1. 351.
    +1
    verilen kayıplar, çok acıtıyor insanı, çaresiz ve yapayalnız hissettiriyor. yanlış şeyler yaptırıyor insana. yanlış konuşturuyor, isyan ettiriyor. çok ağlatıyor. ama insan ölüme de alışıyor bu hayatta.
    ölüm kadar korkutucu bir şey yoktur belki de. çünkü hastalık gibi değil.
    ölünce iyileşmiyorsun.
    ölünce uyanmıyorsun
    ölünce gelmiyorsun geriye
    ölünce terk ediyorsun istemeden

    her şeyle yüzleştim. annemi kaybettim, babamdan nefret ettim, aldatıldım. zor zamanlar geçirdim. sorumsuz biri olup çıkıverdim, eğlenceyi kendime çıkar yol buldum, sigaraya başladım, alkol almadan duramadım.
    ama toparlandım.
    annemi artık hatırladıkça yalnızca gülümsemeye çalışıyor, mezarını ziyaret ediyor, dua ediyordum onun için. babamla yapıyorduk bunları aslında. ikimiz destek olup yapıyorduk.

    ama bir şeye alışmak, çok acımasızca oluyor. ölünce; varlığına alıştığın için isyan ediyorsun. ölümüne alışınca da, içinde sadece iyi hatıralar kalıyor.

    insan olgunlaşıyor, ben de olgunlaşıyordum her geçen gün.

    sınavlarımız bittiğinde, Nuray Sinop’a gitmeden önce, son kez topluca dışarı çıkacaktık.

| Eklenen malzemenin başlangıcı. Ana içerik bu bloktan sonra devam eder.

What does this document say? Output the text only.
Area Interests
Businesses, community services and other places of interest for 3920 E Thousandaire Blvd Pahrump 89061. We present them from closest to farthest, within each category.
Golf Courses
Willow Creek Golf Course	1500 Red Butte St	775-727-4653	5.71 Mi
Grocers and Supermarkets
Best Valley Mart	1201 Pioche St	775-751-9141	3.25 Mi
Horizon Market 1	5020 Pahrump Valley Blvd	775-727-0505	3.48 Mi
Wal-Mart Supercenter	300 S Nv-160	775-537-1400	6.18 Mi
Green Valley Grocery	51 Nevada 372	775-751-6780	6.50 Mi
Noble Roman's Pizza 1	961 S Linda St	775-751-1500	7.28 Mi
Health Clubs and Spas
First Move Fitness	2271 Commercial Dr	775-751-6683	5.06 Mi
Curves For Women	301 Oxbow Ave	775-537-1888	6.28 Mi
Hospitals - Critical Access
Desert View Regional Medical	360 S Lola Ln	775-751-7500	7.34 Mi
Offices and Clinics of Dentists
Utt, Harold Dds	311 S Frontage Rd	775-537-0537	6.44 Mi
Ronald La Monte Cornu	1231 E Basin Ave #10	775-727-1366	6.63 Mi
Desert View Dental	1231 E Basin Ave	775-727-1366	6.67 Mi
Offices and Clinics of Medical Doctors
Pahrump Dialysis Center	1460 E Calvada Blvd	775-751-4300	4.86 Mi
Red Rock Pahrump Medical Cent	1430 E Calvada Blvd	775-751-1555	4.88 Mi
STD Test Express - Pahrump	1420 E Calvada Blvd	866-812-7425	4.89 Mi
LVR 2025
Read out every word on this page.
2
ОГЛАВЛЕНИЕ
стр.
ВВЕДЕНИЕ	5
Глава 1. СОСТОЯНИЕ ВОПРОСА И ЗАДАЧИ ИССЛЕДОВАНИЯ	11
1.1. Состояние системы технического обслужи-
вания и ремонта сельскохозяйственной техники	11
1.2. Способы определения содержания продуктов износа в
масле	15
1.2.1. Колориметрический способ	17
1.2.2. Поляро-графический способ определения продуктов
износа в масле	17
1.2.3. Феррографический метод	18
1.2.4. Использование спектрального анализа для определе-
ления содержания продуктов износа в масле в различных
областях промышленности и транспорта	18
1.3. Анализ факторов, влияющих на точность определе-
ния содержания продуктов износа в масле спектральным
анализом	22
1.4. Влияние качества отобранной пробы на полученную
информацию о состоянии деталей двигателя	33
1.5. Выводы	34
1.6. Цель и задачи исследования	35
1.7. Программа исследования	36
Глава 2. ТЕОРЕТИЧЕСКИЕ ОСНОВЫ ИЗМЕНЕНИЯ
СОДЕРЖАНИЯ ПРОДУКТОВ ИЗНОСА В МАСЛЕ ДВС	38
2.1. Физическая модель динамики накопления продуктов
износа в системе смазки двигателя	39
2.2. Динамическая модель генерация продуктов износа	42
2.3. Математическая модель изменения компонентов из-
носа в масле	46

Buket’i de davet ettim. Caner’le konuşmayı kabul etmişti.
    biraz gecikeceğini, son bir sınavının olduğunu söylemişti.
    biz otururken iki kişi geldiler içeri.
    Oğuz da vardı yanında. Buket’in Caner’le aynı ortamda bulunacağı bir akşamda Oğuz’u neden çağırdığını anlamamıştım.

    oturdular, hoş beş derken Caner teklif etmiş olacak ki Buket’le kalkıp konuşmaya gittiler. çok geçmeden de geri döndüler. herkes sorunun ne olduğunu bildiği için ve yakın arkadaşlar olduğumuz için kalkıp konuşmaya gitmelerini önemsemedik.